Sementara itu, Safaruddin menepis adanya pemaksaan dan kriminalisasi Syaharie oleh pihaknya. Menurut Safaruddin, kasus dugaan pidana Syaharie sama sekali tak terkait dengan urusan Pilgub Kalimantan Timur.

"Enggak (berhubungan dengan Pilgub Kalimanatan Timur), ini kan sudah kasus lama juga masalah Saber Pungli dan ini tuh baru selesai sidang. Itu kan fakta-fakta persidangan itu dijadikan bahan untuk dilakukan penyelidikan," jelas Safaruddin di Mabes Polri, Jakarta, Kamis (4/1).

Safaruddin sendiri sejauh ini masih belum mau mundur dari jabatannya sebagai Kapolda Kalimantan Timur. Safaruddin menyebutkan, pengunduran diri baru diajukan setelah ada penetapan dirinya sebagai kandidat Pilgub Kalimantan Timur dari KPU.


4. Isu Miring Azwar Anas di Pilgub Jawa Timur
Jelang pendaftaran paslon Pilgub Jawa Timur, pasangan calon Saifullah Yusuf (Gus Ipul)-Abdullah Azwar Anas diterpa goyah. Azwar Anas mundur dari posisi cawagub karena diterpa isu miring yang menyebar di media sosial belakangan ini.

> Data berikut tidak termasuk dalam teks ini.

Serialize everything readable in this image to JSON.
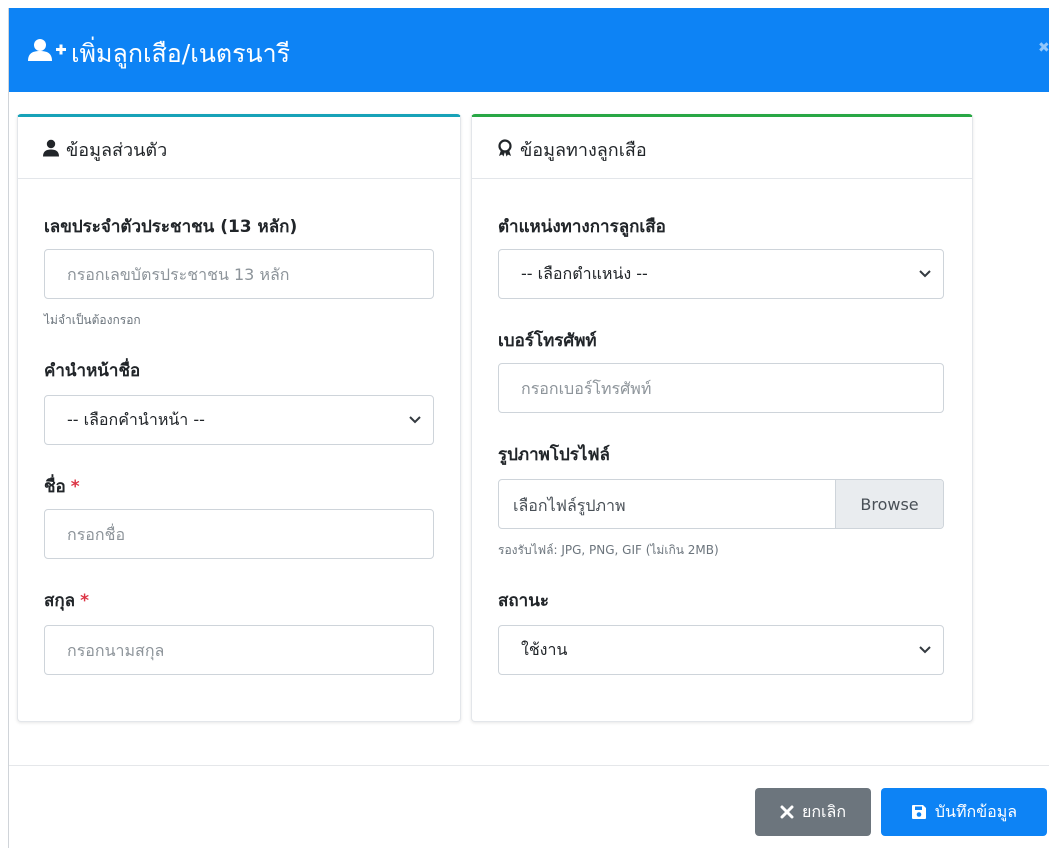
{
  "modal": {
    "title": "เพิ่มลูกเสือ/เนตรนารี",
    "title_icon": "user-plus-icon",
    "close_icon": "close-icon"
  },
  "personal": {
    "header": "ข้อมูลส่วนตัว",
    "icon": "user-icon",
    "citizen_id": {
      "label": "เลขประจำตัวประชาชน (13 หลัก)",
      "placeholder": "กรอกเลขบัตรประชาชน 13 หลัก",
      "value": "",
      "hint": "ไม่จำเป็นต้องกรอก"
    },
    "prefix": {
      "label": "คำนำหน้าชื่อ",
      "selected": "-- เลือกคำนำหน้า --"
    },
    "first_name": {
      "label": "ชื่อ",
      "required_mark": "*",
      "placeholder": "กรอกชื่อ",
      "value": ""
    },
    "last_name": {
      "label": "สกุล",
      "required_mark": "*",
      "placeholder": "กรอกนามสกุล",
      "value": ""
    }
  },
  "scout": {
    "header": "ข้อมูลทางลูกเสือ",
    "icon": "award-icon",
    "position": {
      "label": "ตำแหน่งทางการลูกเสือ",
      "selected": "-- เลือกตำแหน่ง --"
    },
    "phone": {
      "label": "เบอร์โทรศัพท์",
      "placeholder": "กรอกเบอร์โทรศัพท์",
      "value": ""
    },
    "photo": {
      "label": "รูปภาพโปรไฟล์",
      "file_text": "เลือกไฟล์รูปภาพ",
      "browse": "Browse",
      "hint": "รองรับไฟล์: JPG, PNG, GIF (ไม่เกิน 2MB)"
    },
    "status": {
      "label": "สถานะ",
      "selected": "ใช้งาน"
    }
  },
  "footer": {
    "cancel": "ยกเลิก",
    "cancel_icon": "times-icon",
    "save": "บันทึกข้อมูล",
    "save_icon": "save-icon"
  },
  "colors": {
    "header_bg": "#0d83f5",
    "personal_accent": "#17a2b8",
    "scout_accent": "#28a745",
    "cancel_bg": "#6c757d",
    "save_bg": "#0d83f5",
    "required": "#dc3545"
  }
}
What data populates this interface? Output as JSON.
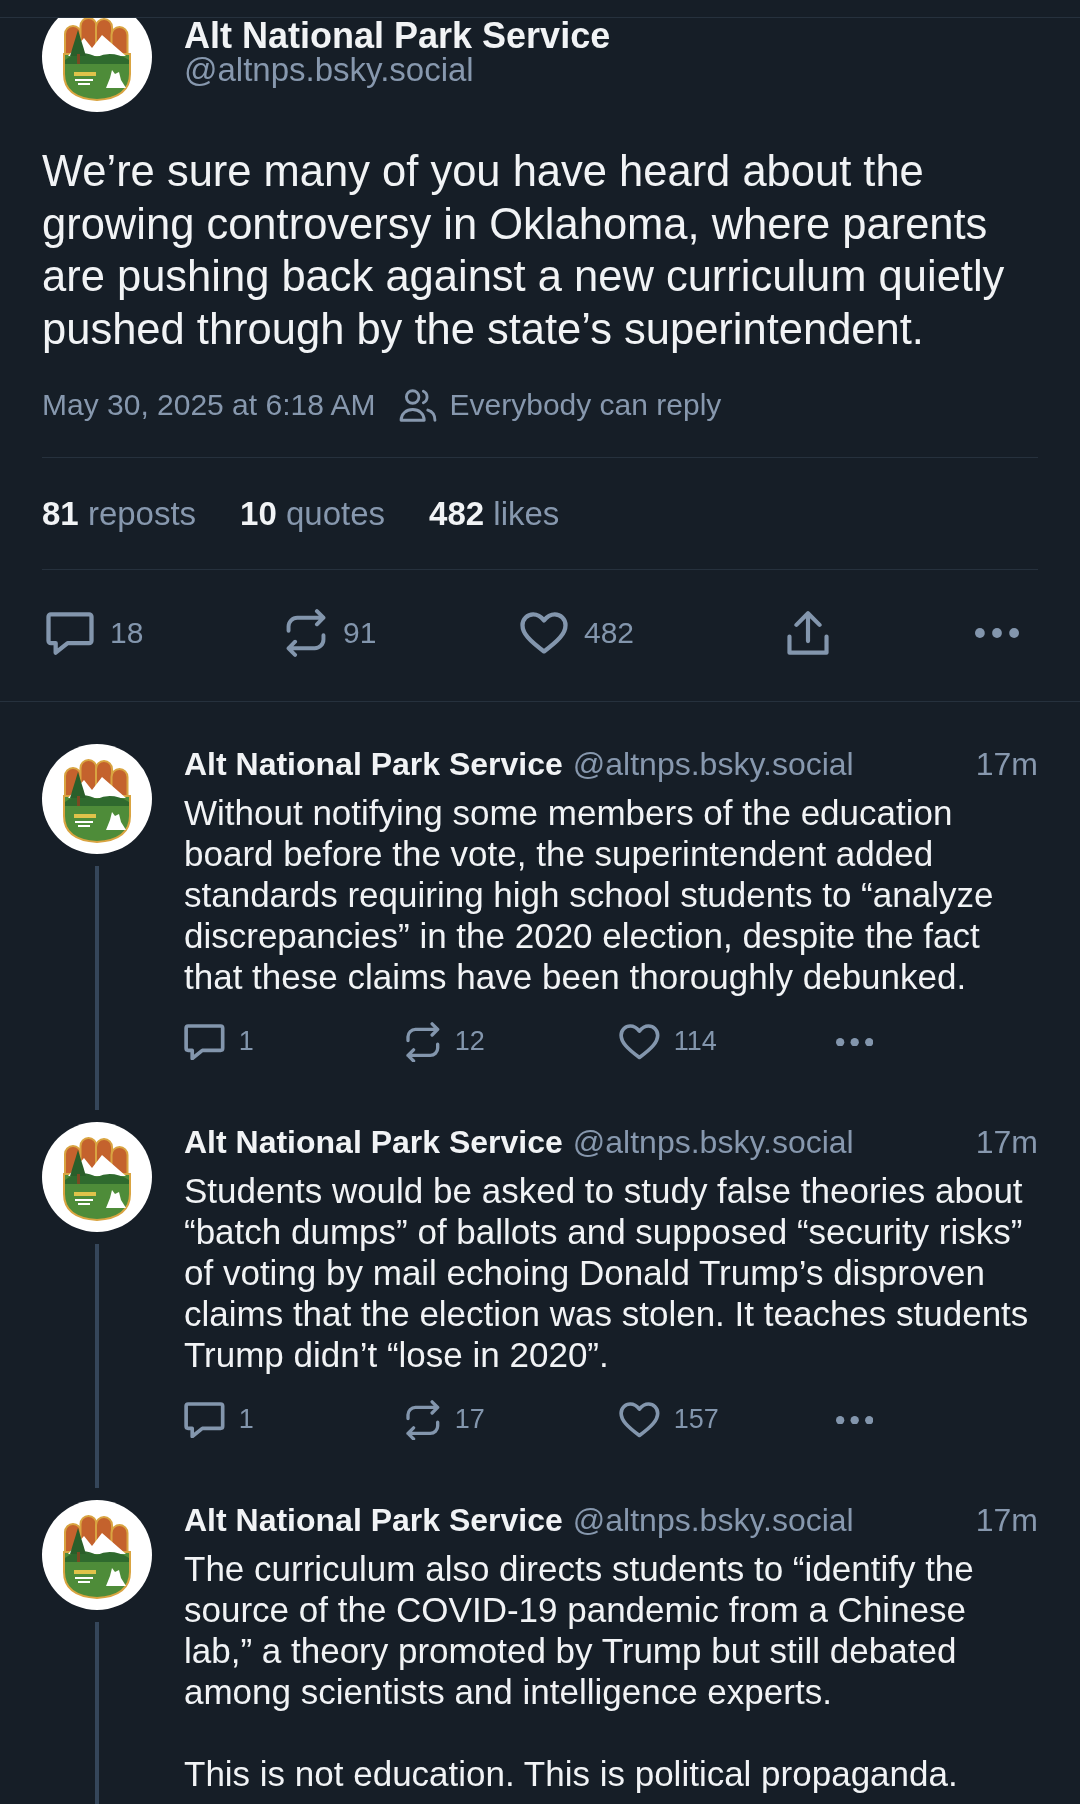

Atas sikap yang diambil Azwar Anas tersebut, Gus Ipul merasa kaget atas kejadian tersebut. Meskipun tak mengetahui secara pasti kebenaran isu tersebut, Gus Ipul berusaha bertanya langsung kepada Azwar Anas untuk mengklarifikasi kabar yang beredar.

"Dua hari lalu. Saya belum tahu benar apa enggak. Saya sendiri masih nunggu sambil menyiapkan sejumlah langkah dan terkejut, meskipun kita paham di dalam politik banyak kejutan," kata pria yang karib disapa Gus Ipul itu saat konferensi pers di Surabaya, Jawa Timur, Kamis (4/1).

Atas masalah ini, Gus Ipul bahkan dipanggil oleh para kiai untuk menjelaskan terkait kabar miring tersebut. Sebab, isu miring Bupati Banyuwangi tersebut sudah sampai di kalangan para ulama dan kiai. 

Kendati demikian, Gus Ipul juga belum bisa menjelaskan apapun. Mengingat, Wakil Gubernur Jawa Timur itu juga belum mendapat penjelasan dari Azwar Anas.

"Ya saya memang dipanggil sejumlah kiai untuk dikonfirmasi sejumlah hal. Tapi saya tentu tidak bisa menjawab karena yang bisa menjabat Mas Anas," ucap Gus Ipul.

Gus Ipul mengakui, jika isu miring yang menerpa Azwar Anas dapat mempengaruhi upayanya mengkonsolidasi dukungan, baik dari parpol pendukung maupun masyarakat.

"Saya tidak tahu sejauh apa imbas hal ini, tapi yang jelas sedikit menggangu konsolidasi dan tentu perlu klarifikasi langsung kepada yang bersangkutan,"kata Gus Ipul usai datang ke Kantor DPP PKB, Cikini, Jakarta Pusat, Jumat (5/1). 

Azwar Anas hari ini, Sabtu (6/1) resmi mengundurkan diri dari cawagub Gus Ipul, setelah ia menyerahkan mandat pencalonan ke partai pengusung, PDIP. Jajaran pengurus PDIP pun harus memutar otak mencari pengganpengganti Azwar Anas, karena pendaftaran Pilkada 2018 akan dibuka 2 hari lagi, mulai Senin (8/1).


5. Ridwan Kamil Direstui PDIP Maju di Pilgub Jawa Barat
Wali Kota Bandung Ridwan Kamil akhirnya mendapatkan dukungan dari PDIP untuk maju sebagai cagub di Pilgub Jawa Barat. Dukungan tersebut diberikan setelah petinggi PDIP menggelar rapat bersama Ketua Umum PDIP Megawati Soekarno Putri, Jumat (5/1).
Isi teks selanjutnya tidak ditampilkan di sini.